Mosaico
U n artista che ha fatto del vuoto il cuore della propria ricerca, trasformando l’assenza in forma e la sottrazione in linguaggio espressivo. È dedicata a Stefano Grondona (Genova, 1952-2019) la retrospettiva L’estetica dell’assenza, ospitata a palazzo Santo Stefano di Padova, un’esposizione che restituisce al pubblico la complessità di una delle figure più originali dell’arte italiana contemporanea.
La mostra ripercorre oltre quarant’anni di attività, mettendo in luce un percorso che attraversa fotografia, costruzione plastica e sperimentazione percettiva. Grondona sviluppa una poetica in cui il gesto creativo consiste nel togliere anziché aggiungere: il bisturi prende il posto del pennello e la materia viene scavata per dare vita a opere nelle quali luce, ombre e profondità diventano elementi essenziali della composizione.
Dalle fotografie degli anni Ottanta, caratterizzate da ambienti sospesi e atmosfere stranianti, fino ai lavori in cartoncino intagliato e poliplat, il visitatore scopre un linguaggio che supera i confini tra fotografia, scultura e architettura. Le immagini non raccontano la realtà, ma invitano a riflettere sul rapporto tra memoria, percezione e condizione umana, costruendo paesaggi interiori.
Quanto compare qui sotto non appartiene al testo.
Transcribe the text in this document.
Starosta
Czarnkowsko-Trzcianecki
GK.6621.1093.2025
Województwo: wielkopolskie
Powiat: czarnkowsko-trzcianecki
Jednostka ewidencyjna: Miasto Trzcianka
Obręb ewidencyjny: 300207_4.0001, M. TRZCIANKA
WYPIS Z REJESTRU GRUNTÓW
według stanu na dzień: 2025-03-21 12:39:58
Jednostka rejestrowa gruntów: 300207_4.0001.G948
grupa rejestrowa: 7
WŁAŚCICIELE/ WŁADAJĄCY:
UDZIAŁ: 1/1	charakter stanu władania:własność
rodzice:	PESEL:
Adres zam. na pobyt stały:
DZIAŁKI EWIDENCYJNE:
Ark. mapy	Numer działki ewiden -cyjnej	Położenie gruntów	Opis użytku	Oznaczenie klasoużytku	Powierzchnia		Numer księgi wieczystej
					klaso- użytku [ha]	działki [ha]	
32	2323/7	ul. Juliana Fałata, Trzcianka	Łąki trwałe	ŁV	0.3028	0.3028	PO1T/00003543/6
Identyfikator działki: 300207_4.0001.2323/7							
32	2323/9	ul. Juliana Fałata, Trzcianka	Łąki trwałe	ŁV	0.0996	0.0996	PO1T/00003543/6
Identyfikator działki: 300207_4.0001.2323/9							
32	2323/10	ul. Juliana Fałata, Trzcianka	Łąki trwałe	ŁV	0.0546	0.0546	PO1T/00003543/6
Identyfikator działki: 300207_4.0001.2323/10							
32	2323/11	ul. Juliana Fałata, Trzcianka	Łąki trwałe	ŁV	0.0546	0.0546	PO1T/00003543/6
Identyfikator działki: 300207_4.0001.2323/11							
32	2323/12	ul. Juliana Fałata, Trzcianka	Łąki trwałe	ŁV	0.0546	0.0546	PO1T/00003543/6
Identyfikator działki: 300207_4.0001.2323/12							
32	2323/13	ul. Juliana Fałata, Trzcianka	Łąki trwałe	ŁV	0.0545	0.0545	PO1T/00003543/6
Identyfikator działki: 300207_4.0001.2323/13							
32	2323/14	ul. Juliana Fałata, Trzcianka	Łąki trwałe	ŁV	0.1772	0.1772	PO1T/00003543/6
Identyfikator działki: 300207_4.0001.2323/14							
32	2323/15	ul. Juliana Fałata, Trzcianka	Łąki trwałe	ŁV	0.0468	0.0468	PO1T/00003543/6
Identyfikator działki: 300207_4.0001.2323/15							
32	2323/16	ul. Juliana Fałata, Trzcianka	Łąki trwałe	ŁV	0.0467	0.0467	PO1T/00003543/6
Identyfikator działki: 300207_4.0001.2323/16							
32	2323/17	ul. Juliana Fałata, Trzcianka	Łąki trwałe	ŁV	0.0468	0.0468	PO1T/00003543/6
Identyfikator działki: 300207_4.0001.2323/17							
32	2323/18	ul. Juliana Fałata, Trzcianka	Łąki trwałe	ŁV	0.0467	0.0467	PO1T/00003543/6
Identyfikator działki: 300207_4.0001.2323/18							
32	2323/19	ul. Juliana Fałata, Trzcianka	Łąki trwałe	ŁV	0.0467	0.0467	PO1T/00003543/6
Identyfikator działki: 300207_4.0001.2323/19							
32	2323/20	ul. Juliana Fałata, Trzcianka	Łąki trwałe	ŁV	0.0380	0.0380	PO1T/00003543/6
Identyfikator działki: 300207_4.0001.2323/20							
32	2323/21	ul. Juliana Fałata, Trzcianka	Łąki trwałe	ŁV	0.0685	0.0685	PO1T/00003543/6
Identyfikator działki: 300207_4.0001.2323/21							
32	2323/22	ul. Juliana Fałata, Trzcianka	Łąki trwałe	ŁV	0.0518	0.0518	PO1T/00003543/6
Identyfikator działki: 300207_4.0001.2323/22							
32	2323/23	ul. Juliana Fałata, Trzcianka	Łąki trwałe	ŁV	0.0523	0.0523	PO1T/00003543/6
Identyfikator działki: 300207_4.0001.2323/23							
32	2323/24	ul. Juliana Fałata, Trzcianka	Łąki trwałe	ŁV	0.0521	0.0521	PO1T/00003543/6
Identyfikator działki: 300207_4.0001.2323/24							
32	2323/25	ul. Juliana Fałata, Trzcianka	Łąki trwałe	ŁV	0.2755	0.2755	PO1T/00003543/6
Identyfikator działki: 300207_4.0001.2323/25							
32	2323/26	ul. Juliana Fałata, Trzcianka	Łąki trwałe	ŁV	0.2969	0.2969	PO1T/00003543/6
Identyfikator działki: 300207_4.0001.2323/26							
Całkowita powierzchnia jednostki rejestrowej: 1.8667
Pur dialogando con la grande cultura visiva europea – da Edvard Munch a Francis Bacon, fino alle suggestioni cinematografiche di David Lynch e Werner Herzog – Grondona sviluppa una cifra del tutto personale, nella quale la sofferenza non diventa mai semplice autobiografia, ma si trasforma in una rigorosa ricerca artistica. La sua vicenda umana, segnata da una lunga fragilità psichica, resta infatti sullo sfondo di un’opera che si distingue soprattutto per lucidità progettuale e straordinaria coerenza formale.
Realizzata grazie ai prestiti della Collezione Satura di Genova, la retrospettiva, curata da Mario Napoli e Marina Sonzini, con testi critici di Flavia Motolese, vuole riportare Grondona all’attenzione nazionale e offrire una riflessione sul ruolo dell’arte come strumento per esplorare gli abissi della mente e interrogare il nostro tempo. Aperta fino al 30 agosto da venerdì a domenica, dalle 10.30 alle 13 e dalle 15 alle 19. Ingresso libero.